C’est un Tintin en enfer que nous livre le Togolais Alexandre de Souza dans son premier roman Togo, la dynastie de la terreur, un polar militant qui dresse un tableau dantesque du Togo des Gnassingbé père et fils. Assassinats d’opposants politiques, massacres de populations civiles par des miliciens et des forces de répressions implacables à la solde du régime, milliers d’exécutions extrajudiciaires, déportations, le tout sur fonds d’un processus démocratique chaotique, est le menu qu’offre le roman.

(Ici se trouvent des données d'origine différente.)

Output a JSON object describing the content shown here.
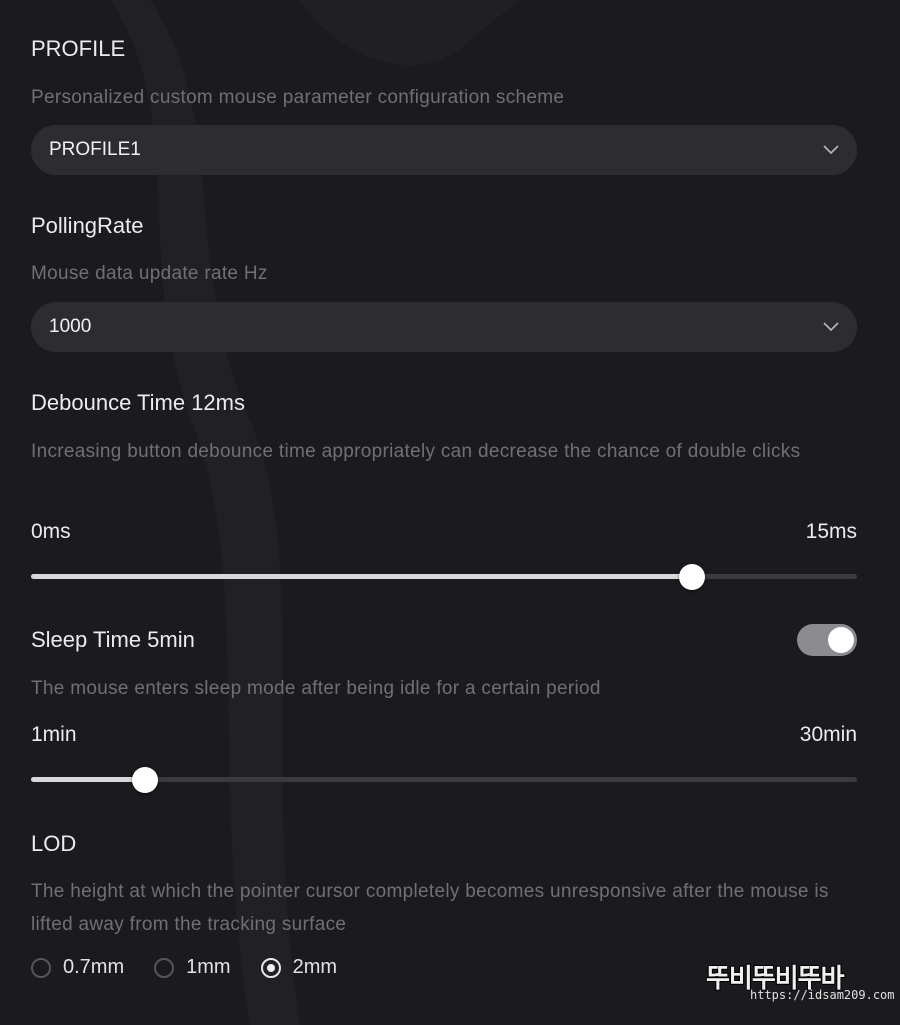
{
  "profile": {
    "title": "PROFILE",
    "description": "Personalized custom mouse parameter configuration scheme",
    "selected": "PROFILE1"
  },
  "polling_rate": {
    "title": "PollingRate",
    "description": "Mouse data update rate Hz",
    "selected": "1000"
  },
  "debounce": {
    "title": "Debounce Time 12ms",
    "description": "Increasing button debounce time appropriately can decrease the chance of double clicks",
    "min_label": "0ms",
    "max_label": "15ms",
    "value": 12,
    "min": 0,
    "max": 15
  },
  "sleep": {
    "title": "Sleep Time 5min",
    "description": "The mouse enters sleep mode after being idle for a certain period",
    "enabled": true,
    "min_label": "1min",
    "max_label": "30min",
    "value": 5,
    "min": 1,
    "max": 30
  },
  "lod": {
    "title": "LOD",
    "description": "The height at which the pointer cursor completely becomes unresponsive after the mouse is lifted away from the tracking surface",
    "options": [
      "0.7mm",
      "1mm",
      "2mm"
    ],
    "selected_index": 2
  },
  "watermark": {
    "logo": "뚜비뚜비뚜바",
    "url": "https://idsam209.com"
  },
  "icons": {
    "dropdown": "chevron-down-icon"
  },
  "colors": {
    "background": "#1b1b1f",
    "accent": "#ffffff",
    "muted_text": "#6f6f76"
  }
}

Le titre a été donné en analogie à un autre livre témoignage Togo, stratégie de la terreur, livre noir qui relate par le détail macabre le plan machiavélique de conservation du pouvoir par Eyadema de 1990 à 2005, lequel plan serait basé sur l’élimination systématique et la répression des manifestations, dont le pic a été atteint entre février et mai 2005. Suite à la mort d’Eyadema, un coup de force d’un quarteron d’officiers avait placé son fils Faure Gnassingbé au pouvoir au mépris des dispositions constitutionnelles. Cela a conduit à des violences avant, pendant et après les élections d’avril 2005, lesquelles violences auraient fait entre 400 à 500 morts, selon le Haut-commissariat des Nations unies aux droits de l’homme. Toutes ces violations massives des droits de l’homme ont donné lieu à des rapports toujours dénoncés par le régime.
C’est sur ces événements qu’est venu enquêter Brice Desbos, un métis, reporter d’un journal en France. Brice pensait avoir tout connu lui qui, avec son passé de journaliste globe-trotter ayant écumé les théâtres des conflits post-guerre froide, a frôlé la mort à plusieurs reprises. Mais il ne savait pas le Togo allait «laisser un souvenir impérissable». «Ce petit pays de rien du tout allait devenir son pire cauchemar au bout de quelques jours seulement», rapporte le narrateur.
C’est donc sur les bouts des faits réels encore tout frais que l’auteur tisse son histoire, allant jusqu’à y mêler Faure Gnassingbé, l’actuel président de la République. Certes le lecteur décèle-t-il rapidement la part de vérité factuelle et historique de la part de fiction, l’auteur n’utilisant d’ailleurs ceci que pour justifier cela et vice versa. Le narrateur ne ménage pas l’ancien dictateur Eyadema et son clan présentés comme des personnages sans foi ni loi, ce qui donne une allure assez militante et quelquefois peu romanesque à ce polar. Mais en même temps, comme pour faire écho à l’actualité, l’auteur semble moins sévère à l’égard de la personne de Faure Gnassingbé, sans illusions toutefois sur l’évolution du régime. Il s’agit bel et bien d’un roman engagé écrit par un auteur vivant loin de son pays dont lui parviennent les échos des événements malheureux et qui appelle ouvertement à la fin du régime des Gnassingbé. Rien que le retentissement de La Terre de nos aïeux, l’hymne du Togo, à la fin du roman est symbolique du souhait de cette fin eschatologique d’un monde de la part de l’auteur.
Sans complexité aucune, le roman se lit rapidement. On rentre bien, ce qui est surprenant de la part d’Alexandre de Souza – un ancien séminariste– dans un univers assez foisonnant où s’élèvent des personnages pittoresques à la sexualité débridée. On y rencontre notamment une avocate mystérieuse maîtrisant aussi bien les interstices juridiques que les formes les plus raffinées des plaisirs charnels, un opposant père de nombreux enfants et coureur de filles mineures, un prêtre opposant auteur d’une théologie de partage des plus sadiennes et voleur des dîmes et autres cotisations paroissiales, ce qui donne à penser la décrépitude morale de toute une nation.
Togo, la dynastie de la terreur, est une fresque de la société togolaise, cousue dans une langue très simple. Un thriller rapide et violent écrit par un auteur adepte des romans noirs. Il s’agit d’une fresque vraie et actuelle, peut-être trop vraie, laissant ainsi trop de force, trop de prise de la réalité sur la fiction.
Alexandre De Souza, Togo, La dynastie de la terreur, Editions Bénévent, Nice (France), 2009, 154 pages.